La cour d’appel de Bordeaux reconnaît la culpabilité du prévenu pour « abus de faiblesse » commis au détriment de Liliane Bettencourt. Une décision qui donne raison à la fille de la milliardaire, Françoise Bettencourt Meyers, qui avait enclenché les poursuites contre le photographe. Dans « Le Monde », on peut lire que la cour avait relevé à l’époque que Liliane Bettencourt était bel et bien en état de « particulière vulnérabilité », au regard « de son grand âge, de sa santé physique délabrée (…), de son état dépressif, de sa solitude affective, de ses troubles de mémoire récurrents et, enfin, de sa surdité profonde qui lui fait perdre des informations et corrompt son jugement ».

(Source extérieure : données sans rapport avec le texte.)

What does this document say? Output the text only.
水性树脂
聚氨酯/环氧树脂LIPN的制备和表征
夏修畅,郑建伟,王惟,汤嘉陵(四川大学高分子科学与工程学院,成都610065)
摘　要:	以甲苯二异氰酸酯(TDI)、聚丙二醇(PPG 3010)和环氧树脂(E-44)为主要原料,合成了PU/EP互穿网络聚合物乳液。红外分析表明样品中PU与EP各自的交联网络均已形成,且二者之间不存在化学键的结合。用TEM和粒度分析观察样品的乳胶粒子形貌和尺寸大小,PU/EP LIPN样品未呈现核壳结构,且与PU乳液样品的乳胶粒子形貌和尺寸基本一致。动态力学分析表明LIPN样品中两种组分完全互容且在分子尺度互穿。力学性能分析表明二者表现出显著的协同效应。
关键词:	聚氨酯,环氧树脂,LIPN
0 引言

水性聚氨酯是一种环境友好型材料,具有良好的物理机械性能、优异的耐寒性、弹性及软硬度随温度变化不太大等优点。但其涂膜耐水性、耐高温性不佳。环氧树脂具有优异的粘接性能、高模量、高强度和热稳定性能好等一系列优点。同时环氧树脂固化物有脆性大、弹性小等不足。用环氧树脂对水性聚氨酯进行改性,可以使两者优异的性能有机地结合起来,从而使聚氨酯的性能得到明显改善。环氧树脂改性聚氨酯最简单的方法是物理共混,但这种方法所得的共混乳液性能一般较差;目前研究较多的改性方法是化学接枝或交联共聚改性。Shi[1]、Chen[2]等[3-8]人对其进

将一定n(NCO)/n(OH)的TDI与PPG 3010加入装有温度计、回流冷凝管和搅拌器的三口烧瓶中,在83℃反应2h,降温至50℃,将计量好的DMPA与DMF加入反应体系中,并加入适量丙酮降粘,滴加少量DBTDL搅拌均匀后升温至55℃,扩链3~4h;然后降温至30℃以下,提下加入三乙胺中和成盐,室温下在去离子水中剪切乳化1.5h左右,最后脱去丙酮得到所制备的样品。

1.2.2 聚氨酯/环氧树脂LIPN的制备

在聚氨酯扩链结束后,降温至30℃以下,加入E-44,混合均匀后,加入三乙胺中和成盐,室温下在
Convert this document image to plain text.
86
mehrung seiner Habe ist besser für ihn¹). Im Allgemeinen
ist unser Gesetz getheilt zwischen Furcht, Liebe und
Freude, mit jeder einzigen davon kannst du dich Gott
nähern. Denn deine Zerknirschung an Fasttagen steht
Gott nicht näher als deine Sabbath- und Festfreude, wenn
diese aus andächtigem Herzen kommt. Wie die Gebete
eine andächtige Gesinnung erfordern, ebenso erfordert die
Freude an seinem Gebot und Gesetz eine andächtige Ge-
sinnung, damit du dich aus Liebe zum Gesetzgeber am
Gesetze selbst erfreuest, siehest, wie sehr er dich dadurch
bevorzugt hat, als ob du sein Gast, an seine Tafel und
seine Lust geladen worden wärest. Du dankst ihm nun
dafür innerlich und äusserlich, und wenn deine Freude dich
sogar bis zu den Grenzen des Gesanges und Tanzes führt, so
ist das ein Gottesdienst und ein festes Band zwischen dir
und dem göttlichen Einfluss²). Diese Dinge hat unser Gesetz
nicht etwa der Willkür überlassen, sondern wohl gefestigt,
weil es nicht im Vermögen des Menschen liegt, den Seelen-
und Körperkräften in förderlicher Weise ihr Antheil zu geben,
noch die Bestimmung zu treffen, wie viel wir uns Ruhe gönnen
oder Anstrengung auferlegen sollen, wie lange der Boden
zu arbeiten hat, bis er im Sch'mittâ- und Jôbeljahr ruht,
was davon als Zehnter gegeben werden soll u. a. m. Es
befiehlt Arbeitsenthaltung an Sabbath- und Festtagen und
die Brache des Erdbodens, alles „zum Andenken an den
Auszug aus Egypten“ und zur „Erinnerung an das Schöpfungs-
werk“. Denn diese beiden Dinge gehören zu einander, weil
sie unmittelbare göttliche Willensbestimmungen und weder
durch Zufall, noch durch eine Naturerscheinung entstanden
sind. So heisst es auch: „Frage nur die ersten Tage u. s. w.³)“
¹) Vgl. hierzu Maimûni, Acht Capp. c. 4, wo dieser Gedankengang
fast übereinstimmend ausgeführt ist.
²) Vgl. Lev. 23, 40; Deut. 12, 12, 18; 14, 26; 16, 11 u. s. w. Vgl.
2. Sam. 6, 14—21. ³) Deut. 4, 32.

Une fortune toujours estimée à 60 millions d’euros
La reconnaissance de la culpabilité de François-Marie Banier est toutefois assortie d’une peine qui contraste avec la sévérité de la première. L’homme est condamné à quatre ans d’emprisonnement entièrement assortis du sursis et à une amende de 375 000 euros. Comprenez que le principal intéressé échappe à la case prison et que sa dette est tout bonnement annulée.
Malgré la mansuétude de la justice, l’État a saisi plus de 100 millions d’euros à l’ancien proche de Liliane Bettencourt qui mourra un an après la tenue de ce procès. Une saisie d’argent qui ne le laisse pas pour autant sans un sou puisque sa fortune est estimée à plus de 60 millions d’euros. En toute discrétion, il a poursuivi sa carrière de photographe et a même exposé ses clichés en 2021 au musée Arthur Rimbaud, à Charleville-Mézières.